The approach of civil unions as an institution paralleling marriage is compatible with these approaches. Since the outcome for people in a civil union will in legal (if not social) terms be the same as that for people who are married, human rights imperatives are also met. The pressure for same-sex marriage in New Zealand is substantially less than in many other countries (notably the United States) in large part because marriage in New Zealand law is not a gateway to a wide range of key rights, such as pensions. Implementation of New Zealand’s Human Rights Act over the past 10 years has addressed many of those issues. The Relationships (Statutory References) Bill completes the process of removing relationship-based discrimination.
The differences between marriage and civil union
As mentioned in the Select Committee report, there are a number of clear distinctions between civil unions and marriages. Among them are the following:
Marriage is available solely to a man and a woman. Civil union will also be available to same-sex couples. Civil union partners will not be referred to in law as husband and wife, or spouse. These terms will continue to be used exclusively for married couples. The Marriage Act provides for three processes by which different categories of people may become marriage celebrants to be appointed by the Registrar-General.

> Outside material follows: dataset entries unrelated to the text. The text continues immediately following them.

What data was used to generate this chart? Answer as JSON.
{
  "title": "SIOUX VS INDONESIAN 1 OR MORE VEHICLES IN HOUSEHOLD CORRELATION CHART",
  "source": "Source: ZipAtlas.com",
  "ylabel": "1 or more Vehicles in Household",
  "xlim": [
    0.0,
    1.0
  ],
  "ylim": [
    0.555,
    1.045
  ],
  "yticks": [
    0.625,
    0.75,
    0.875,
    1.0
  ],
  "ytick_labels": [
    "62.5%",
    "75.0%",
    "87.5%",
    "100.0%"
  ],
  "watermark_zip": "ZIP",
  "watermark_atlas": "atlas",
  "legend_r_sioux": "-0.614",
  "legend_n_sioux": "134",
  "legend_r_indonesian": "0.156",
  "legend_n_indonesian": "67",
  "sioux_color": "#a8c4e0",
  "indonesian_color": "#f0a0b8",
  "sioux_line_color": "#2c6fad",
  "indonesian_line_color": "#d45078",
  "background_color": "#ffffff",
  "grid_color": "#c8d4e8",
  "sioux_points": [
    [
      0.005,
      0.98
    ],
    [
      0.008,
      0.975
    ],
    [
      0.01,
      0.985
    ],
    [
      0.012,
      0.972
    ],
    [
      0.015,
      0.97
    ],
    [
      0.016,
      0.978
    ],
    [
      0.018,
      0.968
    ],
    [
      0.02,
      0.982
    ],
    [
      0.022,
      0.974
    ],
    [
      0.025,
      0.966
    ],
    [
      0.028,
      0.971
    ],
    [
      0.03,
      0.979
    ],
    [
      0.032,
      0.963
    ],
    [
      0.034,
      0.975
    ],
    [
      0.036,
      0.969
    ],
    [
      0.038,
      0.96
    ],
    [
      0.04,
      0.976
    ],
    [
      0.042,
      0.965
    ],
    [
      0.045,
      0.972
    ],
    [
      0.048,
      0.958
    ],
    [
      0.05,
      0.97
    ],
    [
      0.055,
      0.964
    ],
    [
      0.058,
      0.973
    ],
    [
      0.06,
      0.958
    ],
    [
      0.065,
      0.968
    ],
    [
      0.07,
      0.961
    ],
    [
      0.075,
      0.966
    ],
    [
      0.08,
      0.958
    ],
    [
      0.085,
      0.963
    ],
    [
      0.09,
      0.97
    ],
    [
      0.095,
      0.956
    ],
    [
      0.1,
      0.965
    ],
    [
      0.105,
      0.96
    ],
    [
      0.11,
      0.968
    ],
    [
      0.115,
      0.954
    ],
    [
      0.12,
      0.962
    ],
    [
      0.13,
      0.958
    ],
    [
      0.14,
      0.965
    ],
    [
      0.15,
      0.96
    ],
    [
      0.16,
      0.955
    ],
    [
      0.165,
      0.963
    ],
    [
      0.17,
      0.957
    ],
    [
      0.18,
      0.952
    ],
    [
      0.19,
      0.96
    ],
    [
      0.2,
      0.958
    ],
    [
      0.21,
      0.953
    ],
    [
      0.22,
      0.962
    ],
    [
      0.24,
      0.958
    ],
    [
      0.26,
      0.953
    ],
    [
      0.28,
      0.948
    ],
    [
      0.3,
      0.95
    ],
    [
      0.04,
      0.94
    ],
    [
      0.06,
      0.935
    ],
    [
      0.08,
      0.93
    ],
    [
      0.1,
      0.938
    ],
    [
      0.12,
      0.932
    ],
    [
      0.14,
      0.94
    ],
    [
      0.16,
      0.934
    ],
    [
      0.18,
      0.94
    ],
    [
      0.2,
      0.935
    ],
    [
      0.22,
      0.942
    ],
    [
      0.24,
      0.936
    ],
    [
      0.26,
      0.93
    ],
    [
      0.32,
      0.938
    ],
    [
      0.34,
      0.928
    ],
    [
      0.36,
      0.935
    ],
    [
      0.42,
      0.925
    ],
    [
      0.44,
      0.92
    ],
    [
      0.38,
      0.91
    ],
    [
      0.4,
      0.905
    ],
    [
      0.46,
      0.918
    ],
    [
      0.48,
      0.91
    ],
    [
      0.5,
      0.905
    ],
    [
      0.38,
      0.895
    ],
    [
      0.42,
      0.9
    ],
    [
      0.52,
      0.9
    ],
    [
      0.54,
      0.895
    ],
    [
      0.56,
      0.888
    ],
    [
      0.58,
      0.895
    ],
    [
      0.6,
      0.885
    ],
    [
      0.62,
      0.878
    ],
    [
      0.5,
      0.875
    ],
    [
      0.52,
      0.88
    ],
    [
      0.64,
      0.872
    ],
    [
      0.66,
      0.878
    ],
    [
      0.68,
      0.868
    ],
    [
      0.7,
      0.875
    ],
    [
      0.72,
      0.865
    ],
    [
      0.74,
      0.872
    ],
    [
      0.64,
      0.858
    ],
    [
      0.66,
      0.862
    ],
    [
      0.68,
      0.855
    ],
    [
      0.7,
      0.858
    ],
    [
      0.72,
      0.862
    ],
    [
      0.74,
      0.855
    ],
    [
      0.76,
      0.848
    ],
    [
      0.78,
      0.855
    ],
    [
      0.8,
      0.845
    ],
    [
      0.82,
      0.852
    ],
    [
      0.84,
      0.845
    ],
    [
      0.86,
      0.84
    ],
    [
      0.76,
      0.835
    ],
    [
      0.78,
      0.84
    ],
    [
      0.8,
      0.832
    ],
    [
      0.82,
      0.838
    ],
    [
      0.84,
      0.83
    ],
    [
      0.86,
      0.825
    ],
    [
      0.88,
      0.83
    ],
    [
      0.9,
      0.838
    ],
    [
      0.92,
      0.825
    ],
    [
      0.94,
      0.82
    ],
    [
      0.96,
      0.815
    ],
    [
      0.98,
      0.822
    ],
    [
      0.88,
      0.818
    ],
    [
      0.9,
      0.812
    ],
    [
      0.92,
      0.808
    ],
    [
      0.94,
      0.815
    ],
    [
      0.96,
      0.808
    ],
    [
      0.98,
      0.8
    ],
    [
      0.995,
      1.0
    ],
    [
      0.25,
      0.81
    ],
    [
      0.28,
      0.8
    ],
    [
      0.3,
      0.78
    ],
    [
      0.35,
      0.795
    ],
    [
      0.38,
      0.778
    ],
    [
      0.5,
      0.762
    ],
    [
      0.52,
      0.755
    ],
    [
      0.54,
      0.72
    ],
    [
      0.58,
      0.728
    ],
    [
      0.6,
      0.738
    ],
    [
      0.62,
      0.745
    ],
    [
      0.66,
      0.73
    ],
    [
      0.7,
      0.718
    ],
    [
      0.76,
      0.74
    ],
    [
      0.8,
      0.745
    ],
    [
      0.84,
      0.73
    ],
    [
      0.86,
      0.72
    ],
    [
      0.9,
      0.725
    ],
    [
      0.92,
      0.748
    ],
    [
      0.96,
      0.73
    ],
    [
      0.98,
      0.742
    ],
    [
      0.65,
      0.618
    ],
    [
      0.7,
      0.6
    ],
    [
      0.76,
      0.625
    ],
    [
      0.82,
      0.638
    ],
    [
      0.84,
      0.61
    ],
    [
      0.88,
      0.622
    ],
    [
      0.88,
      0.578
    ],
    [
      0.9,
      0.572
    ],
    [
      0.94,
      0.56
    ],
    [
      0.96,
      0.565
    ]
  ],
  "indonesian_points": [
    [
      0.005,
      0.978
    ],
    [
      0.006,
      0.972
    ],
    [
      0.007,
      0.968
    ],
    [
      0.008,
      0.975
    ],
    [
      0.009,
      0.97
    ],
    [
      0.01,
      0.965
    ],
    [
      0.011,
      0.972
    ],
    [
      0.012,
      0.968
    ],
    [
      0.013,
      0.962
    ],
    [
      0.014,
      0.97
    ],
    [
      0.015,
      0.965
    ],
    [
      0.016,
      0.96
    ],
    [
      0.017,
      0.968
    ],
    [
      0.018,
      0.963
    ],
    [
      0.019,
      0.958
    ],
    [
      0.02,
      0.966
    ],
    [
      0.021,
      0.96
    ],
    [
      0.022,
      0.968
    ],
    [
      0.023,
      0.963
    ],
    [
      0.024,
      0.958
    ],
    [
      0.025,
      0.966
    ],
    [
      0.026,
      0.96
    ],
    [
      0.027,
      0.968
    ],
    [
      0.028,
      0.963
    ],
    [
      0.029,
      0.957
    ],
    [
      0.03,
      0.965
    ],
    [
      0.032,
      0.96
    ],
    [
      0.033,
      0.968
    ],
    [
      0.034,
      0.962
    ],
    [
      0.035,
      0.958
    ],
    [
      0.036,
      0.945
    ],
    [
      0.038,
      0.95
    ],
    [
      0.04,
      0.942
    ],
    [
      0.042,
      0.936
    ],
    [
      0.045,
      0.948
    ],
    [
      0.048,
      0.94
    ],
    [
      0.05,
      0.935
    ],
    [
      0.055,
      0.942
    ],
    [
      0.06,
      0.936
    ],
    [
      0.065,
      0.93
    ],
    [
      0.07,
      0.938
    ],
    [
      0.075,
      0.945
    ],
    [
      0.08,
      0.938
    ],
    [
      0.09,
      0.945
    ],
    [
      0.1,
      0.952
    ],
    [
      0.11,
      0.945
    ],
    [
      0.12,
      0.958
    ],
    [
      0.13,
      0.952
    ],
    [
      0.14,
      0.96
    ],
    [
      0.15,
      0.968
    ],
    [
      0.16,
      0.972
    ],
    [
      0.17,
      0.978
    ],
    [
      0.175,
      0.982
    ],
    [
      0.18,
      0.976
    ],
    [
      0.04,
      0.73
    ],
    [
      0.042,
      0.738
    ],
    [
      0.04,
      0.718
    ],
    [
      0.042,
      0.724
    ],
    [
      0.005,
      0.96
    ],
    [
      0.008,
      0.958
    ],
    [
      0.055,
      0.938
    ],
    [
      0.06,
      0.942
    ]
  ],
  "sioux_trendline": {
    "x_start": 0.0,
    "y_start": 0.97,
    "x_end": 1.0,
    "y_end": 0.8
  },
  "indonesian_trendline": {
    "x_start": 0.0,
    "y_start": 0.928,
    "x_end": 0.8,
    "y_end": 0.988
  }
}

There is only one in the Civil Union Bill. Further, civil union celebrants can (unlike marriage celebrants) be appointed to serve a population group as well as a geographic area. The Marriage Act caters differently for a range of situations in which a minor is required to obtain consent to marry from one or both of his or her parents. The bill requires a person who is 16 or 17 to obtain the consent of each of his or her guardians.
In addition, civil unions may be declared void if one of the parties is subsequently found to have been under the age of 16 years old. Marriage has many religious, cultural and social beliefs associated with it. Civil union does not. Civil unions will develop their own characteristics and sense of purpose over time.
Civil Union and hate speech
Stephen Franks MP has suggested that the Civil Union Bill and the Relationships (Statutory References) Bills are disguised attempts to legislate against use of speech which denigrates people on the basis of their homosexuality. In fact the two debates are entirely separate. Many submissions opposed to the two Bills did use powerful and emotive language opposing the granting of rights to same-sex couples, and expressing strong dislike of lesbian and gay people. Some supportive submitters expressed their distress at this language.
But the only examination of this in Parliament is a completely separate Inquiry into Hate Speech established in August 2004 by the Government Administration Committee. This matter is not addressed in the Select Committee report on the Civil Union Bill since it is irrelevant to the work of the Select Committee on that Bill.